The rehearsal room at the school is the setting for blood, sweat and tears – all of which Neimann spills at one point or another on his way to focusing on his craft with dedication that requires equal measures narcissism and lunacy, and in this regard at least Fletcher serves as a role model. The feared conductor doesn’t just put his students through their paces. No, that would be too easy. He puts them through a meat grinder, but those who survive the initial hazing are still not safe but only as good as their last chord.
For all its commitment and focus, the story does veer off the rails into far less credible territory in its final moments.

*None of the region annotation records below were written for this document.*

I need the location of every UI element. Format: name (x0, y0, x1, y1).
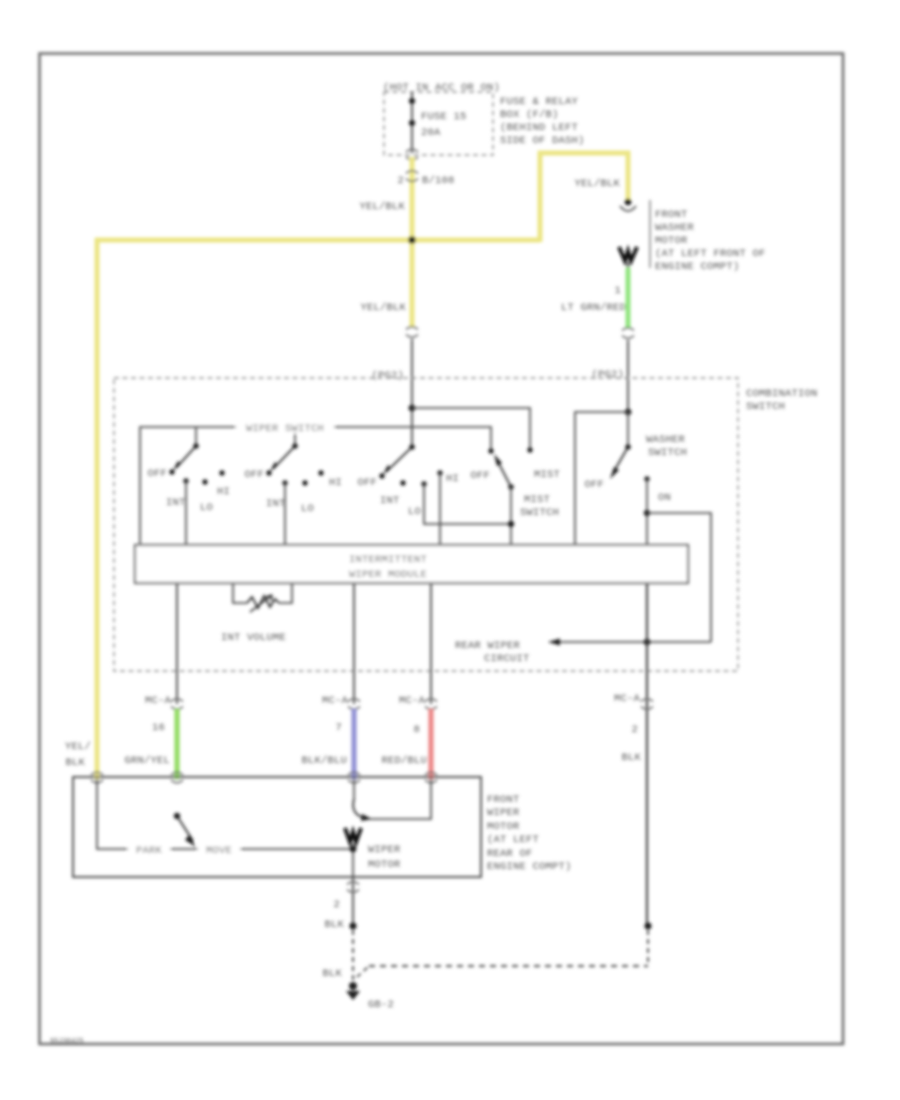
wire YEL/BLK from fuse down (410, 157, 415, 242)
wire gray washer into combination switch (627, 340, 629, 413)
wire yellow branch up to washer motor (540, 153, 628, 242)
svg-text:HI: HI (217, 486, 230, 498)
svg-text:8: 8 (413, 724, 420, 736)
wiper switch bus (140, 427, 491, 545)
svg-text:WIPER: WIPER (487, 807, 520, 819)
svg-text:MC-A: MC-A (322, 695, 349, 707)
combination switch box (dashed) (114, 378, 738, 671)
svg-text:(PG2): (PG2) (371, 370, 404, 382)
svg-text:YEL/: YEL/ (65, 741, 91, 753)
svg-text:INTERMITTENT: INTERMITTENT (349, 554, 427, 566)
node motor common (352, 843, 354, 877)
svg-text:(PG2): (PG2) (591, 369, 624, 381)
resistor INT VOLUME (233, 583, 247, 603)
svg-text:SWITCH: SWITCH (746, 401, 785, 413)
svg-text:YEL/BLK: YEL/BLK (574, 178, 620, 190)
ground G (349, 982, 357, 990)
svg-text:ON: ON (658, 492, 671, 504)
node junction right BLK (644, 922, 651, 929)
fuse F15 element (409, 98, 415, 104)
svg-text:WIPER SWITCH: WIPER SWITCH (246, 423, 324, 435)
node washer feed junction (625, 409, 632, 416)
svg-text:INT: INT (266, 498, 286, 510)
node junction wiper feed (409, 405, 416, 412)
svg-text:BLK: BLK (324, 919, 344, 931)
svg-text:WIPER: WIPER (368, 844, 401, 856)
svg-text:BLK: BLK (322, 968, 342, 980)
svg-text:7: 7 (335, 722, 342, 734)
svg-text:INT: INT (166, 497, 186, 509)
brush select arm (353, 799, 365, 818)
wire yellow horizontal bus (95, 238, 540, 243)
svg-text:FUSE & RELAY: FUSE & RELAY (500, 96, 579, 108)
wire gray into combination switch (411, 339, 413, 449)
svg-text:WASHER: WASHER (646, 434, 686, 446)
node junction (349, 922, 356, 929)
svg-text:SWITCH: SWITCH (648, 447, 687, 459)
wire LO brush feed (353, 779, 355, 800)
svg-text:SIDE OF DASH): SIDE OF DASH) (500, 135, 585, 147)
wire module pin to BLK/BLU (353, 583, 355, 704)
svg-text:WASHER: WASHER (655, 222, 695, 234)
wire S1 INT to module (185, 481, 187, 546)
svg-text:BLK: BLK (65, 757, 85, 769)
svg-text:OFF: OFF (470, 470, 490, 482)
svg-text:2: 2 (397, 175, 404, 187)
connector on center drop (406, 327, 418, 330)
wire washer tap to module (575, 412, 628, 546)
svg-text:INT: INT (380, 495, 400, 507)
wire module pin to RED/BLU (430, 583, 432, 704)
washer motor terminal (625, 199, 632, 206)
svg-text:BOX (F/B): BOX (F/B) (500, 109, 559, 121)
switch S1 section 1 (193, 443, 199, 449)
svg-text:(AT LEFT FRONT OF: (AT LEFT FRONT OF (655, 248, 766, 260)
wire module pin to GRN/YEL (176, 583, 178, 704)
wire motor ground lead (352, 877, 354, 926)
svg-text:(AT LEFT: (AT LEFT (487, 834, 539, 846)
wire washer motor down (627, 262, 629, 270)
wire stub pivot 2 (294, 427, 296, 446)
svg-text:LO: LO (301, 503, 314, 515)
switch S3 washer (627, 412, 629, 447)
wire S1 LO to mist node (424, 484, 511, 524)
svg-text:OFF: OFF (584, 479, 604, 491)
svg-text:BLK: BLK (621, 752, 641, 764)
svg-text:95J30425: 95J30425 (50, 1038, 84, 1046)
node junction (408, 236, 416, 244)
svg-text:ENGINE COMPT): ENGINE COMPT) (655, 261, 740, 273)
wire rear wiper branch (647, 513, 711, 642)
svg-text:LO: LO (200, 502, 213, 514)
svg-text:1: 1 (614, 285, 621, 297)
svg-text:OFF: OFF (357, 477, 377, 489)
svg-text:MOTOR: MOTOR (655, 235, 688, 247)
svg-text:MOVE: MOVE (206, 845, 232, 857)
washer motor M1 winding (619, 247, 637, 261)
connector marks at box entries (91, 772, 103, 775)
svg-text:FRONT: FRONT (655, 209, 688, 221)
svg-text:COMBINATION: COMBINATION (746, 388, 818, 400)
wire yellow left drop (95, 238, 100, 779)
svg-text:2: 2 (631, 724, 638, 736)
svg-text:HI: HI (329, 477, 342, 489)
wire to mist contact (412, 408, 530, 449)
front wiper motor box (73, 777, 481, 877)
svg-text:B/108: B/108 (422, 175, 455, 187)
wire washer ON to module (646, 479, 648, 546)
svg-text:SWITCH: SWITCH (520, 507, 559, 519)
svg-text:MOTOR: MOTOR (487, 821, 520, 833)
switch S1 section 2 (292, 443, 298, 449)
wire yellow center drop (410, 240, 415, 327)
svg-text:BLK/BLU: BLK/BLU (301, 755, 347, 767)
svg-text:GB-2: GB-2 (368, 999, 394, 1011)
svg-text:(BEHIND LEFT: (BEHIND LEFT (500, 122, 578, 134)
park switch arm (174, 813, 180, 819)
node ON junction (644, 510, 650, 516)
svg-text:LT GRN/RED: LT GRN/RED (561, 302, 626, 314)
svg-text:PARK: PARK (136, 845, 163, 857)
wire S1 section2 INT to module (284, 483, 286, 546)
svg-text:HI: HI (446, 473, 459, 485)
switch S1 section 3 (409, 444, 415, 450)
wire stub pivot 1 (195, 427, 197, 446)
node mist/LO junction (508, 521, 514, 527)
wire BLK/BLU (351, 709, 356, 779)
wire fuse internal (411, 92, 413, 153)
svg-text:MC-A: MC-A (145, 695, 172, 707)
label FRONT WASHER MOTOR (649, 200, 651, 268)
svg-text:YEL/BLK: YEL/BLK (360, 302, 406, 314)
connector at fuse box exit (406, 149, 418, 152)
wire park feed (97, 779, 353, 849)
svg-text:OFF: OFF (147, 468, 167, 480)
wire dashed ground lead (352, 930, 354, 980)
svg-text:CIRCUIT: CIRCUIT (484, 653, 530, 665)
svg-text:2: 2 (333, 899, 340, 911)
svg-text:FRONT: FRONT (487, 794, 520, 806)
svg-text:MIST: MIST (534, 469, 560, 481)
wire LT GRN/RED (626, 268, 631, 328)
park switch labels (128, 842, 170, 855)
svg-text:ENGINE COMPT): ENGINE COMPT) (487, 861, 572, 873)
motor M2 winding (345, 828, 361, 842)
wire RED/BLU (428, 709, 433, 779)
wire module pin to BLK right (646, 583, 648, 926)
svg-text:FUSE 15: FUSE 15 (421, 111, 467, 123)
svg-text:20A: 20A (421, 127, 441, 139)
intermittent wiper module U1 (135, 545, 688, 583)
svg-text:MC-A: MC-A (399, 695, 426, 707)
switch S2 mist (488, 448, 493, 453)
svg-text:GRN/YEL: GRN/YEL (124, 755, 170, 767)
wire rear wiper circuit line (550, 641, 711, 643)
wire dashed rear ground bus (357, 966, 369, 977)
wire HI brush feed (370, 779, 431, 819)
svg-text:REAR WIPER: REAR WIPER (455, 640, 521, 652)
svg-text:YEL/BLK: YEL/BLK (359, 201, 405, 213)
svg-text:WIPER MODULE: WIPER MODULE (349, 569, 427, 581)
fuse &amp; relay box F/B (dashed) (384, 92, 493, 155)
wiper switch label (236, 420, 334, 433)
svg-text:MIST: MIST (524, 494, 550, 506)
svg-text:OFF: OFF (244, 469, 264, 481)
svg-text:LO: LO (408, 506, 421, 518)
wire mist common to module (510, 487, 512, 546)
svg-text:RED/BLU: RED/BLU (381, 755, 427, 767)
wire GRN/YEL (174, 709, 179, 779)
connector on washer drop (622, 328, 634, 331)
svg-text:16: 16 (152, 722, 165, 734)
svg-text:MC-A: MC-A (614, 693, 641, 705)
wire S1 HI to module (439, 473, 441, 546)
svg-text:REAR OF: REAR OF (487, 848, 533, 860)
svg-text:MOTOR: MOTOR (368, 859, 401, 871)
svg-text:INT VOLUME: INT VOLUME (221, 632, 286, 644)
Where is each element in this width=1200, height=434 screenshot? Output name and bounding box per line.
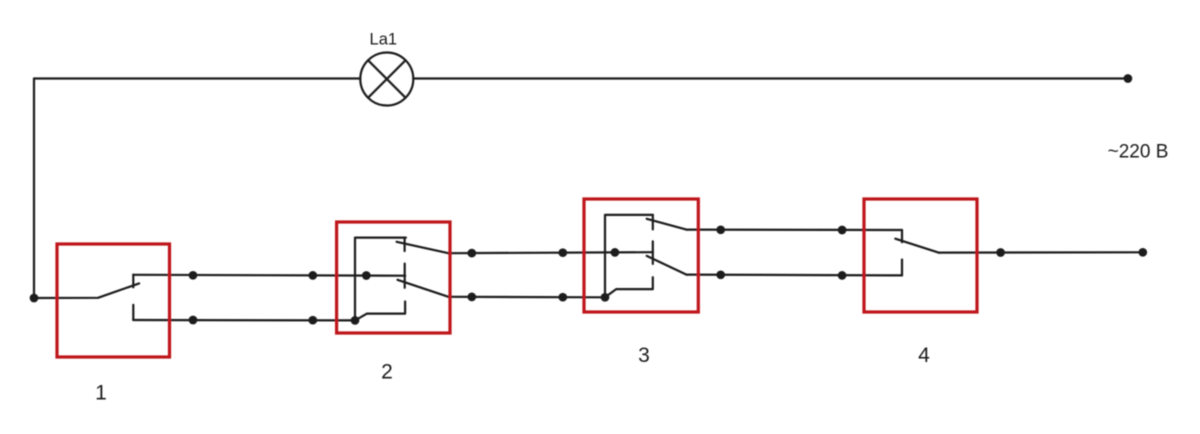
switch 1 upper contact tick [132, 275, 134, 288]
node sw3-sw4 lower 2 [838, 271, 847, 280]
lamp La1 circle [360, 53, 413, 106]
node switch3 lower terminal [601, 293, 610, 302]
switch 3 riser and top feed [605, 215, 653, 297]
switch 2 riser and top feed [355, 238, 406, 321]
switch 4 lower contact tick [901, 260, 903, 276]
node switch3 middle terminal [611, 248, 620, 257]
svg-text:3: 3 [638, 344, 650, 367]
lamp La1 cross [368, 60, 405, 97]
switch 2 lever A [397, 242, 449, 253]
switch box 3 [584, 199, 698, 312]
wire switch3 upper output to switch4 upper throw [686, 229, 902, 232]
svg-text:4: 4 [918, 344, 930, 367]
node sw2-sw3 lower 2 [558, 293, 567, 302]
svg-text:~220 В: ~220 В [1108, 142, 1169, 163]
node output end [1138, 248, 1147, 257]
node switch4 output [996, 248, 1005, 257]
wire switch4 output to right [939, 251, 1143, 254]
switch box 1 [57, 244, 170, 357]
wire switch3 lower output to switch4 lower throw [686, 274, 902, 277]
switch 3 middle contact tick [652, 241, 654, 264]
switch 1 lower contact tick [132, 305, 134, 320]
node upper wire 2 [308, 271, 317, 280]
switch 2 top contact tick [404, 238, 406, 251]
node top right end [1124, 74, 1133, 83]
switch 2 bottom throw path [355, 302, 405, 321]
node sw2-sw3 upper 1 [467, 249, 476, 258]
wire switch1 upper output to switch2 middle feed [133, 274, 405, 277]
node sw3-sw4 upper 1 [716, 225, 725, 234]
node upper wire 1 [189, 271, 198, 280]
switch 4 lever [895, 239, 938, 253]
node sw2-sw3 upper 2 [558, 248, 567, 257]
svg-text:2: 2 [381, 361, 393, 384]
wire lamp to top right [413, 77, 1128, 79]
switch 3 bottom throw path [605, 277, 653, 297]
wire left vertical feed [33, 79, 35, 299]
switch 3 lever B [647, 256, 687, 275]
node sw3-sw4 upper 2 [838, 226, 847, 235]
wire switch2 upper output to switch3 middle feed [448, 252, 652, 253]
wire switch1 lower output to switch2 lower terminal [133, 319, 355, 322]
node sw3-sw4 lower 1 [716, 270, 725, 279]
svg-text:1: 1 [95, 382, 107, 405]
switch 2 lever B [398, 280, 449, 297]
switch 3 lever A [647, 219, 687, 230]
wire top horizontal to lamp [34, 77, 360, 79]
node switch2 lower terminal [351, 316, 360, 325]
node lower wire 2 [308, 316, 317, 325]
switch 2 middle contact tick [404, 264, 406, 288]
node switch2 middle terminal [362, 271, 371, 280]
switch box 2 [337, 222, 450, 333]
node input left [30, 294, 39, 303]
node sw2-sw3 lower 1 [467, 293, 476, 302]
svg-text:La1: La1 [370, 30, 398, 48]
switch 3 top contact tick [652, 215, 654, 230]
wire switch2 lower output to switch3 lower terminal [448, 296, 605, 299]
switch 4 upper contact tick [901, 230, 903, 242]
switch box 4 [864, 199, 977, 312]
node lower wire 1 [189, 316, 198, 325]
switch 1 lever [34, 283, 139, 298]
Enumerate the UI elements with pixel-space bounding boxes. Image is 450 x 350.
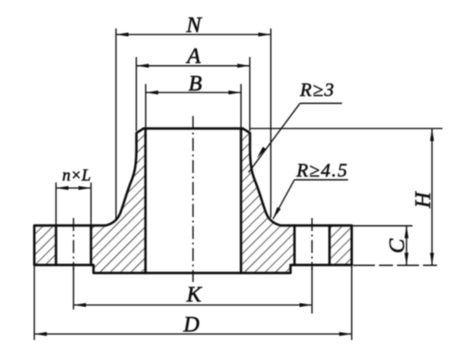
svg-text:N: N	[185, 12, 202, 37]
svg-text:H: H	[410, 191, 435, 209]
svg-text:B: B	[188, 71, 201, 96]
svg-text:R≥3: R≥3	[299, 80, 335, 101]
svg-text:K: K	[186, 282, 203, 307]
svg-text:R≥4.5: R≥4.5	[296, 161, 349, 182]
svg-text:A: A	[185, 43, 201, 68]
svg-text:n×L: n×L	[62, 166, 91, 185]
svg-text:C: C	[384, 238, 409, 253]
svg-text:D: D	[183, 312, 200, 337]
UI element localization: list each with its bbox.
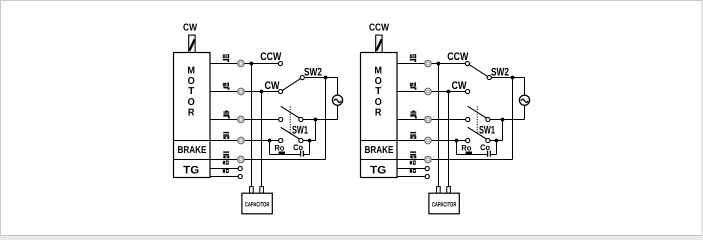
svg-text:CW: CW: [183, 22, 197, 33]
svg-text:CCW: CCW: [369, 22, 389, 33]
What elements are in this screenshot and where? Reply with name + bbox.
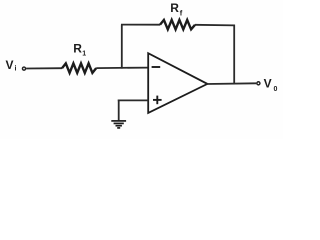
wire Vi to R1 bbox=[26, 67, 62, 69]
input terminal Vi bbox=[22, 67, 25, 70]
op-amp non-inverting input marker (+) bbox=[153, 96, 162, 105]
svg-text:i: i bbox=[15, 66, 17, 73]
wire Rf to right corner bbox=[195, 24, 235, 27]
svg-text:R: R bbox=[73, 42, 82, 56]
wire non-inverting input bbox=[118, 99, 149, 101]
wire feedback vertical right bbox=[233, 25, 235, 85]
svg-text:V: V bbox=[264, 76, 272, 90]
svg-text:1: 1 bbox=[82, 50, 86, 57]
wire output bbox=[207, 82, 257, 85]
wire R1 to inverting input bbox=[96, 67, 148, 70]
wire ground stem bbox=[118, 100, 120, 121]
label Vi bbox=[6, 58, 17, 73]
op-amp inverting input marker (-) bbox=[152, 66, 161, 68]
svg-text:V: V bbox=[6, 58, 14, 72]
output terminal Vo bbox=[257, 82, 260, 85]
wire feedback vertical left (node A) bbox=[121, 25, 123, 69]
label Rf bbox=[170, 1, 182, 18]
label Vo bbox=[264, 76, 278, 93]
wire top left to Rf bbox=[121, 24, 160, 26]
resistor R1 bbox=[62, 63, 96, 73]
svg-text:0: 0 bbox=[274, 86, 278, 93]
ground bbox=[111, 121, 126, 128]
resistor Rf bbox=[160, 20, 195, 30]
label R1 bbox=[73, 42, 86, 58]
svg-text:R: R bbox=[170, 1, 179, 15]
op-amp U1 bbox=[148, 53, 207, 113]
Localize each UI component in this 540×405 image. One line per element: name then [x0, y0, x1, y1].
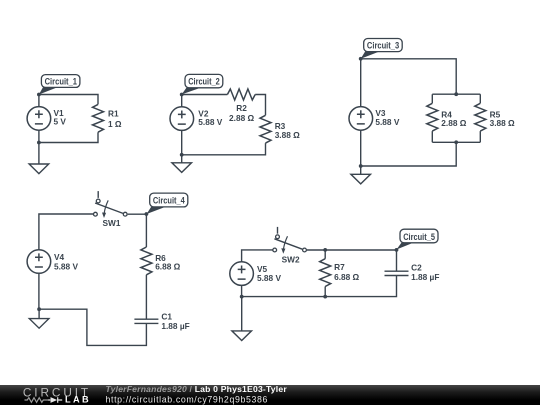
svg-text:5.88 V: 5.88 V	[54, 261, 78, 271]
svg-text:2.88 Ω: 2.88 Ω	[441, 118, 466, 128]
svg-text:2.88 Ω: 2.88 Ω	[229, 113, 254, 123]
svg-text:5.88 V: 5.88 V	[375, 117, 399, 127]
svg-text:6.88 Ω: 6.88 Ω	[334, 272, 359, 282]
svg-text:LAB: LAB	[65, 395, 91, 405]
svg-text:1.88 µF: 1.88 µF	[161, 321, 189, 331]
svg-text:3.88 Ω: 3.88 Ω	[275, 130, 300, 140]
svg-text:R1: R1	[108, 109, 119, 119]
svg-text:Circuit_2: Circuit_2	[188, 77, 220, 87]
svg-text:http://circuitlab.com/cy79h2q9: http://circuitlab.com/cy79h2q9b5386	[106, 395, 269, 405]
svg-text:TylerFernandes920 / Lab 0 Phys: TylerFernandes920 / Lab 0 Phys1E03-Tyler	[106, 384, 288, 394]
svg-text:3.88 Ω: 3.88 Ω	[490, 118, 515, 128]
svg-text:Circuit_3: Circuit_3	[367, 40, 399, 50]
svg-text:R7: R7	[334, 262, 345, 272]
svg-text:1 Ω: 1 Ω	[108, 119, 122, 129]
svg-text:5.88 V: 5.88 V	[198, 117, 222, 127]
svg-text:Circuit_4: Circuit_4	[153, 196, 186, 206]
svg-text:1.88 µF: 1.88 µF	[411, 272, 439, 282]
svg-text:R2: R2	[236, 103, 247, 113]
svg-text:5 V: 5 V	[54, 117, 67, 127]
svg-text:C1: C1	[161, 311, 172, 321]
svg-text:SW1: SW1	[103, 218, 121, 228]
svg-text:C2: C2	[411, 263, 422, 273]
svg-text:Circuit_5: Circuit_5	[403, 232, 435, 242]
svg-text:Circuit_1: Circuit_1	[45, 76, 77, 86]
svg-text:SW2: SW2	[282, 254, 300, 264]
svg-text:6.88 Ω: 6.88 Ω	[155, 262, 180, 272]
svg-text:5.88 V: 5.88 V	[257, 273, 281, 283]
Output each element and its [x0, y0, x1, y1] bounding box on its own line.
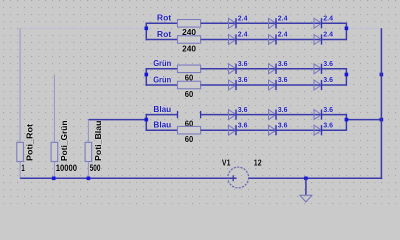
svg-text:3.6: 3.6 [323, 59, 333, 68]
svg-text:Grün: Grün [153, 75, 171, 84]
svg-text:V1: V1 [222, 159, 231, 168]
svg-text:500: 500 [90, 162, 101, 173]
svg-text:2.4: 2.4 [323, 30, 333, 39]
svg-text:3.6: 3.6 [278, 105, 288, 114]
svg-text:Rot: Rot [157, 30, 172, 39]
svg-text:Poti_Grün: Poti_Grün [60, 121, 69, 162]
svg-text:3.6: 3.6 [238, 59, 248, 68]
svg-text:3.6: 3.6 [278, 120, 288, 129]
svg-text:Blau: Blau [153, 121, 171, 130]
svg-text:2.4: 2.4 [278, 30, 288, 39]
svg-text:3.6: 3.6 [238, 105, 248, 114]
svg-text:2.4: 2.4 [278, 14, 288, 23]
svg-text:3.6: 3.6 [323, 105, 333, 114]
svg-text:3.6: 3.6 [278, 75, 288, 84]
svg-text:240: 240 [182, 44, 196, 53]
svg-text:3.6: 3.6 [238, 75, 248, 84]
svg-text:Poti_Blau: Poti_Blau [94, 121, 103, 162]
svg-text:60: 60 [185, 135, 194, 144]
svg-text:3.6: 3.6 [323, 75, 333, 84]
svg-text:3.6: 3.6 [278, 59, 288, 68]
svg-text:2.4: 2.4 [238, 14, 248, 23]
svg-text:12: 12 [254, 159, 262, 168]
svg-text:Rot: Rot [157, 14, 172, 23]
svg-text:3.6: 3.6 [238, 120, 248, 129]
svg-text:1: 1 [21, 162, 24, 173]
svg-text:2.4: 2.4 [323, 14, 333, 23]
svg-text:10000: 10000 [56, 162, 77, 173]
svg-text:Grün: Grün [153, 59, 171, 68]
svg-text:3.6: 3.6 [323, 120, 333, 129]
svg-text:Blau: Blau [153, 105, 171, 114]
svg-text:Poti_Rot: Poti_Rot [26, 124, 35, 161]
svg-text:60: 60 [185, 90, 194, 99]
svg-text:2.4: 2.4 [238, 30, 248, 39]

The climactic scene is staged with great passion and a sense of showmanship for the director that is entirely effective, but there are numerous things that don’t make much sense in retrospect. Regardless of its credibility, however, the tension and the terror the situation elicits in the viewer are so acute that some might find the material difficult to watch. And although he is only 19 years old, Neimann seems terribly naïve and is always surprised when his mentor abuses him over and over again.
Be careful what you wish for, Chazelle suggests. No pain, no gain. He strikes a wonderful balance between tragedy and comedy, even in his visuals: The opening scenes are filled with push-ins that are simultaneously hilarious by virtue of their sheer quantity and creepy because we don’t know whether they represent a looming danger.
Simmons plays one of the most unforgettable bullies in recent memory, a truly odious disciplinarian who feels no regret and believes he is doing the world a service by pushing people to their limits. When his perceived sadism dovetails with the masochism of a student willing to sacrifice himself for the sake of his art, that may very well be where a master is born, but signing a contract with the devil has its downsides. The impressionable Neimann is proud of his bruises, because he thinks it makes him stronger and more resistant on his path to greatness, but whether he will ever get there remains an open question.
But there can be no question that Whiplash is evidence of a great talent. Despite a weak narrative in the final act, the film is captivating as it traces the claustrophobia of a young man’s determined struggle to prove himself. The 29-year-old Chazelle doesn’t have much to worry about: He has already proved he is a force to be reckoned with.